Roy, 49 ans, s’est fait un nom durant la crise sanitaire en s’opposant au port du masque obligatoire, en organisant une grande fête sur un verger malgré l’interdiction de rassemblement, ou encore en déposant une plainte criminelle contre le Dr Horacio Arruda, directeur national de santé publique, en raison des mesures sanitaires.

Il est d’ailleurs accusé au criminel pour avoir comploté en mars dernier avec d’autres individus pour bloquer le pont-tunnel Louis-Hippolyte-La Fontaine, en protestation contre les mesures sanitaires.

Mais avant de se lancer dans les questions de santé publique, Roy en avait contre la Direction de la protection de la jeunesse (DPJ). 

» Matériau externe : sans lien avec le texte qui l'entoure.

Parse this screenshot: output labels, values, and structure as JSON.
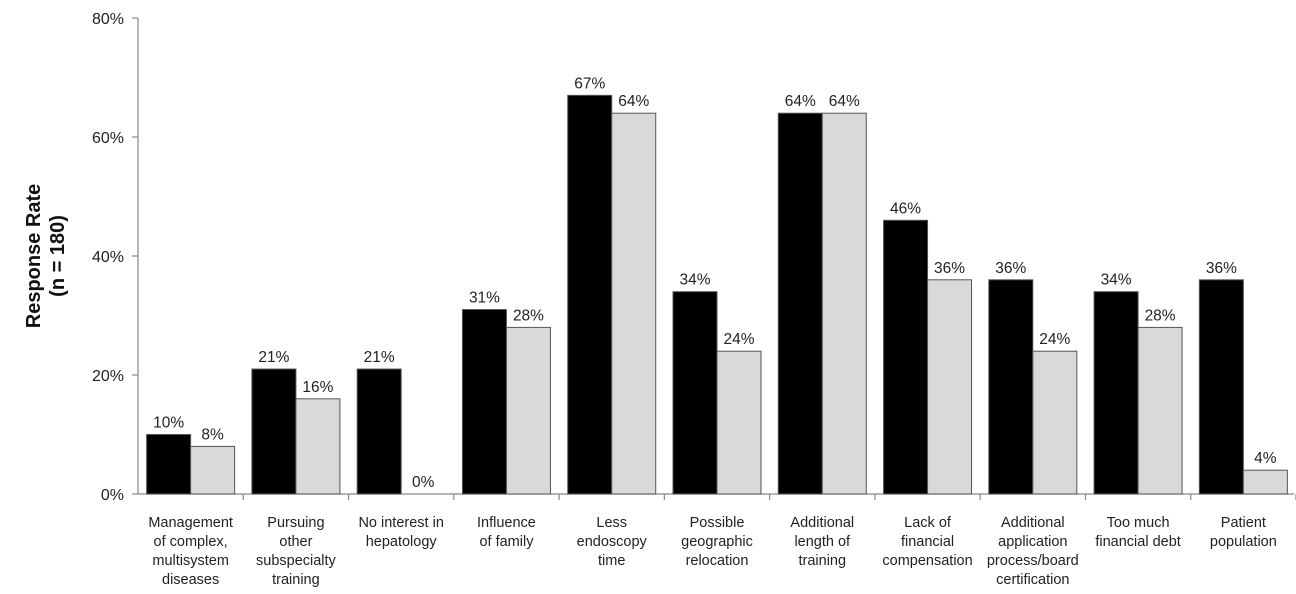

Avec d’autres, il avait fondé « L’unité citoyenne d’enquêtes anticorruption » et mettait en ligne des vidéos dans lesquelles il expliquait, par exemple, comment préparer des recours civils pour autrui.

Cela lui avait valu une injonction lui interdisant de poser des gestes réservés aux avocats. Il en a fait fi, ce qui lui a valu sa condamnation pour outrage au tribunal, mercredi. 

  • Écoutez la chronique de Gilles Proulx au micro de Richard Martineau sur QUB radio:

Fini Facebook

En plus de 230 heures de travaux communautaires, Roy devra se couper des réseaux sociaux, même de façon indirecte, pour une année. 

Car même détenu, Roy continue de s’adresser à ses fans en appelant un proche qui met son téléphone sur haut-parleur tout en diffusant sur Facebook. 

Mardi, il a ainsi remercié les gens pour les dons qu’ils ont faits, en plus de lancer un commentaire raciste contre les Asiatiques.

Outre son amende de 11 000 $, l’organisme qu’il dirige devra payer 10 000 $. 

Enfin, il a accepté de ne pas poser de gestes réservés aux membres du Barreau.

Harcèlement et intimidation

Roy n’en a toutefois pas fini avec la justice, puisqu’il attend encore un procès au criminel pour harcèlement et intimidation sur une avocate. La date de procès sera fixée en septembre. 

Il restera en détention préventive d’ici là, malgré ses plaintes et ses menaces de faire arrêter le procureur à la Couronne dans le dossier. Sa tentative de museler un média a d’ailleurs échoué, mercredi.

« Je respecte la liberté de presse », a répondu la juge Éliane Perreault en invitant Roy à faire une requête écrite.